VG Review: Some dull Final Fantasy games
"FINAL FANTASY CRYSTAL CHRONICLES: RING OF FATES"
Square-Enix, for Nintendo DS, rated E10+ for ages 10 and up, $39.99.
"FINAL FANTASY VII: CRISIS CORE"
Square-Enix, for PlayStation Portable, rated T for Teen, $39.99.
Dear Powers-That-Be at Square-Enix,
Stop releasing such mediocre games with the words "Final Fantasy" emblazoned on them. Stop cannibalizing beloved old games for the sake of a quick buck. Just stop.
For what seems like an eternity now, we've been treated to an endless array of sequels, prequels and remakes of role-playing games from years past. Titles such as "Final Fantasy VII: Dirge of Cerebus" have done little, however, to justify their existence.
Enough is enough. The well has not only run dry, it's been sealed up with cement and there's a barbed wire fence running around it.

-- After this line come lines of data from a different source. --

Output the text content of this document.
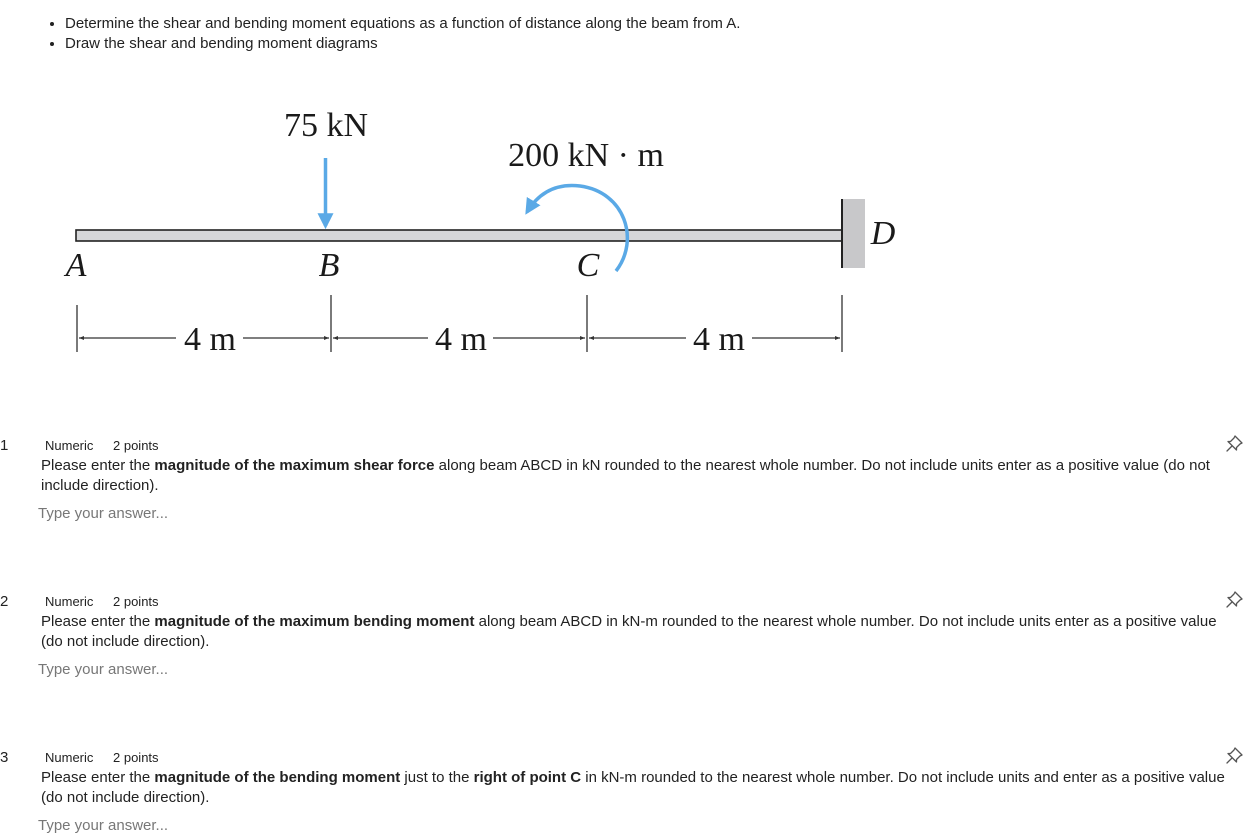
• Determine the shear and bending moment equations as a function of distance along the beam from A.
• Draw the shear and bending moment diagrams
75 kN
200 kN · m
A	B	C
D
4 m	4 m	4 m
1	Numeric 2 points

Please enter the magnitude of the maximum shear force along beam ABCD in kN rounded to the nearest whole number. Do not include units enter as a positive value (do not include direction).

Type your answer...
2	Numeric 2 points

Please enter the magnitude of the maximum bending moment along beam ABCD in kN-m rounded to the nearest whole number. Do not include units enter as a positive value (do not include direction).

Type your answer...
3	Numeric 2 points

Please enter the magnitude of the bending moment just to the right of point C in kN-m rounded to the nearest whole number. Do not include units and enter as a positive value (do not include direction).

Type your answer...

Take "Final Fantasy Crystal Chronicles: Ring of Fates," for example. Designed for the DS, it tells the story of twins imbued with special powers, yadda, yadda. You know the drill.
The combat here is woefully dull. The game attempts to liven things up by incorporating a magic system, but that requires you to hold down a button while moving a target reticule with the directional pad, which can be a wee bit frustrating.
You also can switch among characters in your party, but, as with most games of this ilk, your computer controlled allies have a tendency to die fast.
Add all that to an awkward level design that makes it hard to tell where you are, and you have one really disappointing game.
Worse yet, though, is "Final Fantasy VII: Crisis Core" a prequel to one of the most popular rpgs ever that plays like the worst sort of fan fiction. Dull fan fiction.
The story -- oh why bother. The story really doesn't matter unless you're a hard-core "FFVII" fan, and even then it's just an excuse to see your favorite characters again ("Hey, it's Yuffie!").
As with "Ring," combat here is surprisingly easy. Way too easy in fact, so that boredom sets in fairly quickly.
Perhaps the most laughable aspect of the game is the "DMW," a slotslike reel that spins around randomly and lets you level up or perform devastating attacks -- but only when it feels like it.
Of course, fans aren't buying this game for the intricate game play, which makes you wonder why they bothered adding the game aspect at all. Why not just release it as a full-fledged movie?
But perhaps that would have meant fewer bags of money piling up on your door. I realize, dear Square-Enix, it's hard to ignore all the cash, but consider this an intervention. You really need to stop.